Respondent testified that she lived in a small cottage in a court paying $28 a month rental therefor; that she was in charge of the "British War Relief Help," for which she received no compensation; that she "couldn't possibly hold a job if I had one. ... I have to remain there where I can rest any time during the day, and I do frequently go into the back room and rest, because I could not work continuously." She further testifed that she answered the telephone, kept the petty cash account, and was an experienced typist; that her only source of income was a room which she rented in the house in which she lived for $23 per month; that she had "no bank account, no insurance, no property, no jewelry, or no nothing." On cross-examination, this witness testified that she had "bronchial asthma, for one thing, and I have fainting spells frequently. ... They come on very suddenly, and I am out, I may be just answering the telephone and I am gone. People pick me up, and that sort of thing."

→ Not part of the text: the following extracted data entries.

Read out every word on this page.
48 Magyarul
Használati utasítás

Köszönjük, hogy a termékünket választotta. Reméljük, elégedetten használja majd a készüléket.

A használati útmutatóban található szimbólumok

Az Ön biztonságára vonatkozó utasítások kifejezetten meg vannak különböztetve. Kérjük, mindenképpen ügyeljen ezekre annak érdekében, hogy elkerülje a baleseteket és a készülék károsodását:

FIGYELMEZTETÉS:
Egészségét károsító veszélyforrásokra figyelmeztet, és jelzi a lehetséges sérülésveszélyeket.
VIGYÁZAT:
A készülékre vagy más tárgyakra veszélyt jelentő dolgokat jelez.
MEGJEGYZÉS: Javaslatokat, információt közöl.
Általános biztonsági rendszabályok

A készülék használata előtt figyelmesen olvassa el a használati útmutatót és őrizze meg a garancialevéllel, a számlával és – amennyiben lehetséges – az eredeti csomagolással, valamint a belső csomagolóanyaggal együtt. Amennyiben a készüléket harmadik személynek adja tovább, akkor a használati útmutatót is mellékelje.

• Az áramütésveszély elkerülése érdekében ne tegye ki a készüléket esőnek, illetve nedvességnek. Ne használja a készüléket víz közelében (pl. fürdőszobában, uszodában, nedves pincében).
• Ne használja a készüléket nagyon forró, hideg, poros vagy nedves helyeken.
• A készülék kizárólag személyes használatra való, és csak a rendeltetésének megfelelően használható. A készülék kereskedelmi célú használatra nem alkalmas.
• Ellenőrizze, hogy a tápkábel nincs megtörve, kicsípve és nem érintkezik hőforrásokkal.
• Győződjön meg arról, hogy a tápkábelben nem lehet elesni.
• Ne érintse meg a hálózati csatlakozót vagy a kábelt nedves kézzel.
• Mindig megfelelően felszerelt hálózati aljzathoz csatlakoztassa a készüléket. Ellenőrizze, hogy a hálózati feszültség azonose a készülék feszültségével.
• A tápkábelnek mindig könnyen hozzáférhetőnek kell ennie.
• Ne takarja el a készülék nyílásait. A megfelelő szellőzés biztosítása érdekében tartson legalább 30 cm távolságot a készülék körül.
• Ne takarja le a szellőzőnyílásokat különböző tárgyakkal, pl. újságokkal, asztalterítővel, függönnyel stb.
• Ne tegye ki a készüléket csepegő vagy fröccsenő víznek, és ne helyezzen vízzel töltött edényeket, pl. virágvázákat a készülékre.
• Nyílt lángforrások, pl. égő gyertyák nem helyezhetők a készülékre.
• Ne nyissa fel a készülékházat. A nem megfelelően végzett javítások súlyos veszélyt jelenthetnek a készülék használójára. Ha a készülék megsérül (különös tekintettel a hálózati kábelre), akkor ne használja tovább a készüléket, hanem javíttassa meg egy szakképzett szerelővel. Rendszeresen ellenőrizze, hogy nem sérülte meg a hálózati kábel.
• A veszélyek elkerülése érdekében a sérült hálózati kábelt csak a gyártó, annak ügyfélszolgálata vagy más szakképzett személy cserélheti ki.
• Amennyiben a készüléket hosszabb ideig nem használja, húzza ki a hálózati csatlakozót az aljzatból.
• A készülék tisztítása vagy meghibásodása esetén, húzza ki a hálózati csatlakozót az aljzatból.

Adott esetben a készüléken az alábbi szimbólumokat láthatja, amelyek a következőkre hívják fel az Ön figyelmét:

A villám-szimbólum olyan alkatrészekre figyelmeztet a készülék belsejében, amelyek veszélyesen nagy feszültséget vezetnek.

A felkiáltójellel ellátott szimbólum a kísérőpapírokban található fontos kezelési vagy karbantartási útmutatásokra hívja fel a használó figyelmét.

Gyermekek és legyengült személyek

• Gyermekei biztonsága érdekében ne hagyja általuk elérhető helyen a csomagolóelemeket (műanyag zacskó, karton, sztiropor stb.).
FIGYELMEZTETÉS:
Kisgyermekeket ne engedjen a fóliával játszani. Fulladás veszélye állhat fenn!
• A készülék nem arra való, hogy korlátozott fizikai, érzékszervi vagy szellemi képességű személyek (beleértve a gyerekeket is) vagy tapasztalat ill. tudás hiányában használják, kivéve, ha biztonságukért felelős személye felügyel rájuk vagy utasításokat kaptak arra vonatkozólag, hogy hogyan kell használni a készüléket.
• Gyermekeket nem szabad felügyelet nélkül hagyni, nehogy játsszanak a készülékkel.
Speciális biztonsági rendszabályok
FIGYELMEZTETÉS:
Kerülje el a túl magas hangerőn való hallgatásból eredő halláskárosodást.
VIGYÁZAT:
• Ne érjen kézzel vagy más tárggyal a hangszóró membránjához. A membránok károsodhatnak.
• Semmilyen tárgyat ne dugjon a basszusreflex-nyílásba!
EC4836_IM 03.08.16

It is appellant's contention that there was a distinct "change of circumstances from the former hearing in August, 1944," and that the failure of the trial court "to consider the evidence of appellant's expenses since the discharge of his present wife from the United States Army, and the uncontradicted testimony of appellant concerning his monthly income and expenses ... showed an abuse of discretion." With respect to appellant's testimony regarding his present wife's ill health, the court voluntarily made the following statement: "May I point out to you, counsel, that while her condition may be very unfortunate we cannot, under the law, consider herein any obligation incurred by her to justify the inability to pay the previous order of court, because he entered upon this second marriage with full knowledge of his obligation under the previous order of court."

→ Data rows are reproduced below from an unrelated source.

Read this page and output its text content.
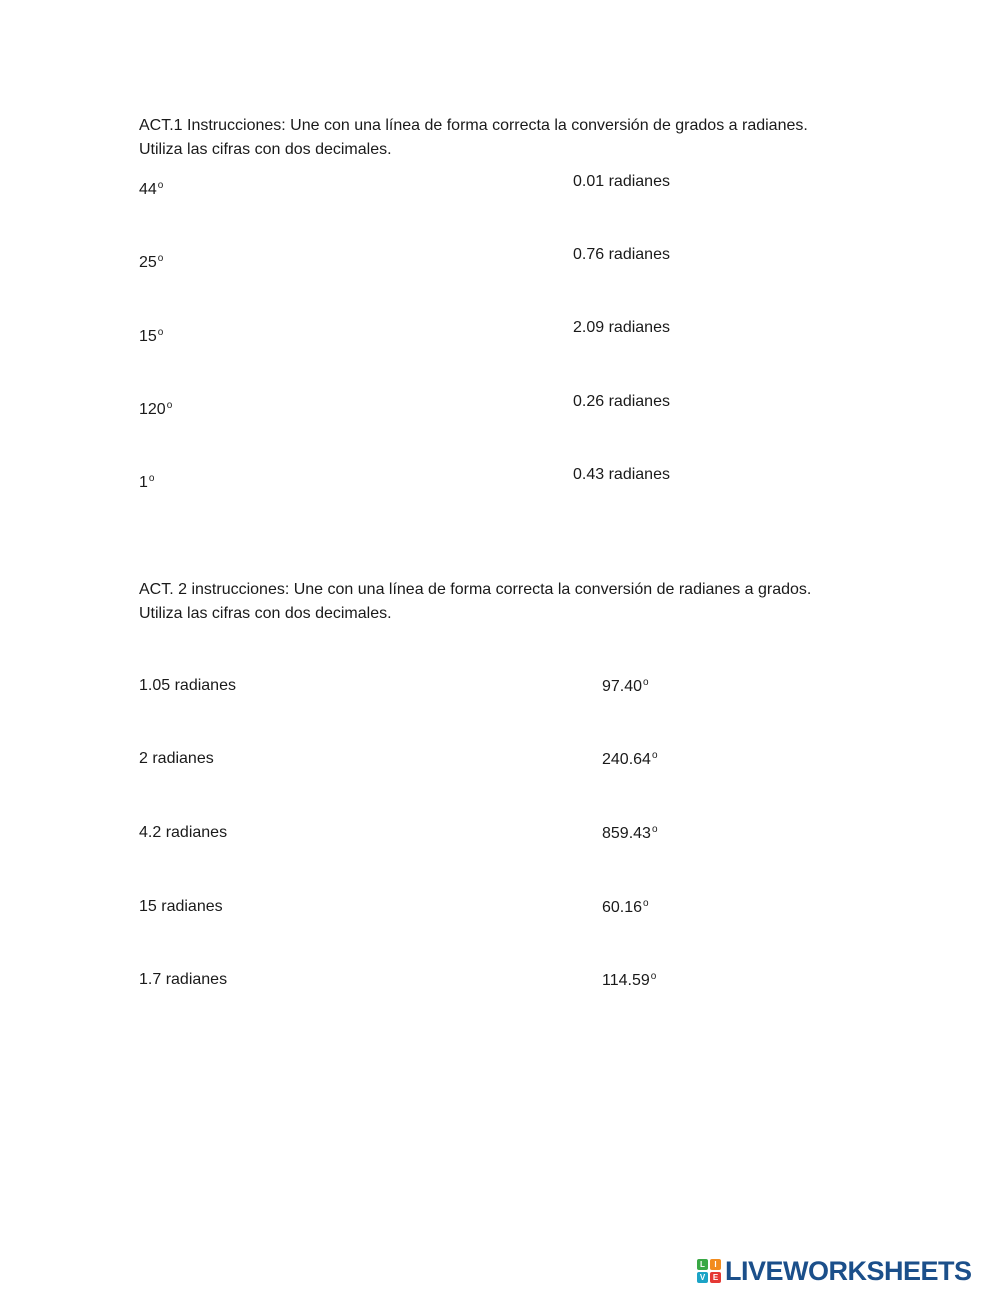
ACT.1 Instrucciones: Une con una línea de forma correcta la conversión de grados a radianes.
Utiliza las cifras con dos decimales.
44$^o$
25$^o$
15$^o$
120$^o$
1$^o$
0.01 radianes
0.76 radianes
2.09 radianes
0.26 radianes
0.43 radianes
ACT. 2 instrucciones: Une con una línea de forma correcta la conversión de radianes a grados.
Utiliza las cifras con dos decimales.
1.05 radianes
2 radianes
4.2 radianes
15 radianes
1.7 radianes
97.40$^o$
240.64$^o$
859.43$^o$
60.16$^o$
114.59$^o$
L	I
V E LIVEWORKSHEETS
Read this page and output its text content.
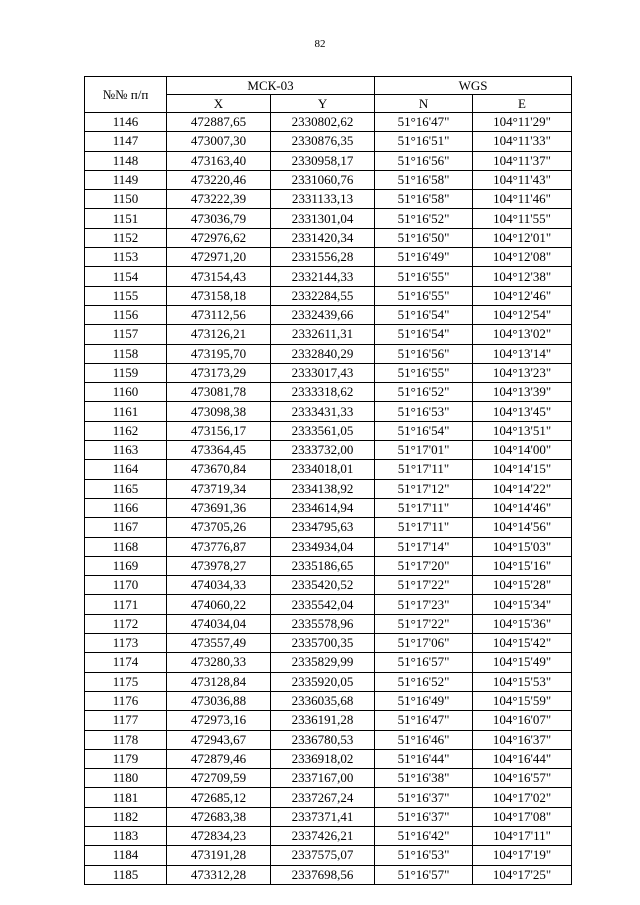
82
№№ п/п	МСК-03		WGS	
	X	Y	N	E
1146	472887,65	2330802,62	51°16'47"	104°11'29"
1147	473007,30	2330876,35	51°16'51"	104°11'33"
1148	473163,40	2330958,17	51°16'56"	104°11'37"
1149	473220,46	2331060,76	51°16'58"	104°11'43"
1150	473222,39	2331133,13	51°16'58"	104°11'46"
1151	473036,79	2331301,04	51°16'52"	104°11'55"
1152	472976,62	2331420,34	51°16'50"	104°12'01"
1153	472971,20	2331556,28	51°16'49"	104°12'08"
1154	473154,43	2332144,33	51°16'55"	104°12'38"
1155	473158,18	2332284,55	51°16'55"	104°12'46"
1156	473112,56	2332439,66	51°16'54"	104°12'54"
1157	473126,21	2332611,31	51°16'54"	104°13'02"
1158	473195,70	2332840,29	51°16'56"	104°13'14"
1159	473173,29	2333017,43	51°16'55"	104°13'23"
1160	473081,78	2333318,62	51°16'52"	104°13'39"
1161	473098,38	2333431,33	51°16'53"	104°13'45"
1162	473156,17	2333561,05	51°16'54"	104°13'51"
1163	473364,45	2333732,00	51°17'01"	104°14'00"
1164	473670,84	2334018,01	51°17'11"	104°14'15"
1165	473719,34	2334138,92	51°17'12"	104°14'22"
1166	473691,36	2334614,94	51°17'11"	104°14'46"
1167	473705,26	2334795,63	51°17'11"	104°14'56"
1168	473776,87	2334934,04	51°17'14"	104°15'03"
1169	473978,27	2335186,65	51°17'20"	104°15'16"
1170	474034,33	2335420,52	51°17'22"	104°15'28"
1171	474060,22	2335542,04	51°17'23"	104°15'34"
1172	474034,04	2335578,96	51°17'22"	104°15'36"
1173	473557,49	2335700,35	51°17'06"	104°15'42"
1174	473280,33	2335829,99	51°16'57"	104°15'49"
1175	473128,84	2335920,05	51°16'52"	104°15'53"
1176	473036,88	2336035,68	51°16'49"	104°15'59"
1177	472973,16	2336191,28	51°16'47"	104°16'07"
1178	472943,67	2336780,53	51°16'46"	104°16'37"
1179	472879,46	2336918,02	51°16'44"	104°16'44"
1180	472709,59	2337167,00	51°16'38"	104°16'57"
1181	472685,12	2337267,24	51°16'37"	104°17'02"
1182	472683,38	2337371,41	51°16'37"	104°17'08"
1183	472834,23	2337426,21	51°16'42"	104°17'11"
1184	473191,28	2337575,07	51°16'53"	104°17'19"
1185	473312,28	2337698,56	51°16'57"	104°17'25"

[1] The following language appearing in the case of Whitehead v. Whitehead, 45 Cal. App. 2d 447, 449 [114 P.2d 403], applies to the instant situation: "The power of the court to make the modification of the interlocutory decree comes directly from the statute. Sections 137 and 139 of [75 Cal. App. 2d 141] the Civil Code provide that orders for the payment of alimony may be altered, modified or revoked 'at the discretion of the court.' The only successful attack upon such an order (when the only a claim is that the award is too high or too low) must be based clear showing of an abuse of that discretion. It was said in Wilder v. Wilder, 214 Cal. 783, 785 [7 P.2d 1032]: 'An abuse of discretion is never presumed and it must be affirmatively established.' Here the whole case of the appellant rests upon the assertion that the trial court abused its discretion when it rejected his evidence and believed the conflicting testimony of the respondent.

"This does not present a debatable question on appeal. As the court said in Lent v. H. C. Morris Co., 25 Cal. App. 2d 305, 308 [77 P.2d 301]: 'An appellate court is never justified in substituting its discretion for that of the court sitting nisi prius. Its power is limited to the determination whether there has been such an abuse of discretion that it has resulted in a miscarriage of justice. (Const., art. VI, sec. 4 1/2; Davies v. Ramsdell, 40 Cal. App. 432, 433 [183 P. 702]; Sunset Farms, Inc., v. Superior Court, 9 Cal. App. 2d 389, 405 [50 P.2d 106].)'"

[2] The evidence herein discloses that appellant lives in a home provided by his second wife and in addition has an income of $56.69 per week. It also discloses that respondent pays $28 per month for her apartment; that she rents a room therein for $23 per month, which reduces her rent to $5 per month, but that she has no other income and is in a state of ill health. In this state of the record, it was incumbent upon the court to make a decision, and having done so, it cannot now be said that he abused his discretion in deciding as he did.

For the reasons stated, the order appealed from is affirmed.

Doran, J., and White, J., concurred.